Cleanup begins at McCall's in Clayton
By Nick Hiltunen
Published in News on September 23, 2007 2:03 AM
CLAYTON -- Town resident Amanda Lowder's next wait shift at McCall's Bar-B-Que and Seafood restaurant was scheduled for 5 p.m. Friday.
Five hours before that shift started, the 22-year-old Johnston Community College student watched firefighters and police work to put out a fire caused by a plane that crashed into the U.S. 70-based restaurant around 10:10 a.m.
Johnston County Emergency Management Spokesman Pat LaCarter said one person, possibly the pilot, had been confirmed dead.
Miss Lowder wondered when her next shift would be.
"I guess we won't be working for a while," she said. "It's just crazy."
Her mother was in tears Friday morning because she couldn't get her daughter on the phone -- she thought there was a chance Miss Lowder had been inside.
Fortunately, her daughter was in class. She came to the scene "after a chain reaction" of phone calls from her co-workers.
McCall's co-owner Worth Westbrook said wait staff hadn't arrived yet -- and that it was lucky the plane crash hadn't occurred a few hours later.
Westbrook says a typical Thursday lunch rush could bring in as many as 300 patrons. The restaurant is approved to seat 375, the co-owner said.
Westbrook said his managers in the back initially thought an air-conditioning unit had blown because they heard a loud explosion at the front of the building.
The front entrance to McCall's was completely destroyed, and the plane was completely out of view inside the building.
The crash made numbers on the plane's tail unreadable, LaCarter said around noon on Friday.
"We don't know where it came from, how many people were on it -- all we know is it's inside that building right now," LaCarter said.
On Hobbs Street, a chunk of a propeller made by McCauley Propeller Systems laid next to a tree in front of 905 Hobbs St.
Clayton police came to the area after Hobbs Street neighbors Danny and Lee Underwood told them they found the propeller chunk.
Police quickly cordoned off the tree with emergency tape, keeping people away from the propeller chunk that showed just the brand name and the propeller's serial number, 931827.

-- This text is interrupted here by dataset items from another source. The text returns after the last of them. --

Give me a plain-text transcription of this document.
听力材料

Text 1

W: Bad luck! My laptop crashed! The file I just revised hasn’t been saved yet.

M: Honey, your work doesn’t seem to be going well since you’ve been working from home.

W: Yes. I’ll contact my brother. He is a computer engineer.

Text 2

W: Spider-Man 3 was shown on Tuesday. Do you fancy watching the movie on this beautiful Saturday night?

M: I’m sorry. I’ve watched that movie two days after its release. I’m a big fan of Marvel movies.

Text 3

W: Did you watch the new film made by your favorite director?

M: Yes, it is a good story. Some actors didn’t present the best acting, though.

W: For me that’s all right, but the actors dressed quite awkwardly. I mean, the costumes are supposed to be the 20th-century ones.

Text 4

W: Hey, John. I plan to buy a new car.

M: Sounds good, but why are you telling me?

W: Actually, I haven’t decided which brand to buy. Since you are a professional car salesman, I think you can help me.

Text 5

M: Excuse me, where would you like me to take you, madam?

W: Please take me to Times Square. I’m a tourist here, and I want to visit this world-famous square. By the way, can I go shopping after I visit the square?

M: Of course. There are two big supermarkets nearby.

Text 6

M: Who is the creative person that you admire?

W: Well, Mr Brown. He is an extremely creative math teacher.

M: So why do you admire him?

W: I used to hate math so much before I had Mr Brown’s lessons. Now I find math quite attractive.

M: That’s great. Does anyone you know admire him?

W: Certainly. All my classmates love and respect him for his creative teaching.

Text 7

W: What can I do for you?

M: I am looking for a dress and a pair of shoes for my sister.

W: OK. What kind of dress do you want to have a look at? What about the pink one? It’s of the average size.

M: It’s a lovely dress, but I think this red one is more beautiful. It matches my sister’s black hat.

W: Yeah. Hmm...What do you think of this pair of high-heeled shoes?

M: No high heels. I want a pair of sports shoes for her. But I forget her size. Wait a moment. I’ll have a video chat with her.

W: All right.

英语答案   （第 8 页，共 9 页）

Clayton officers on the scene said it seemed likely the propeller had hit 916 Hobbs St., a house directly behind the restaurant.
The same reddish-purple hydraulic fluid inside the propeller fragment had stained siding on the house.
A chunk of masonry block was also missing, and a rain gutter was moderately damaged. In the street directly in front of the propeller chunk, three fresh-looking parallel gashes had been cut into the asphalt, probably from the propeller.
"It's a good thing a car wasn't going through here," Danny Underwood said, noting how the propeller had hit a house on one side of the street, then ricocheted to the other side.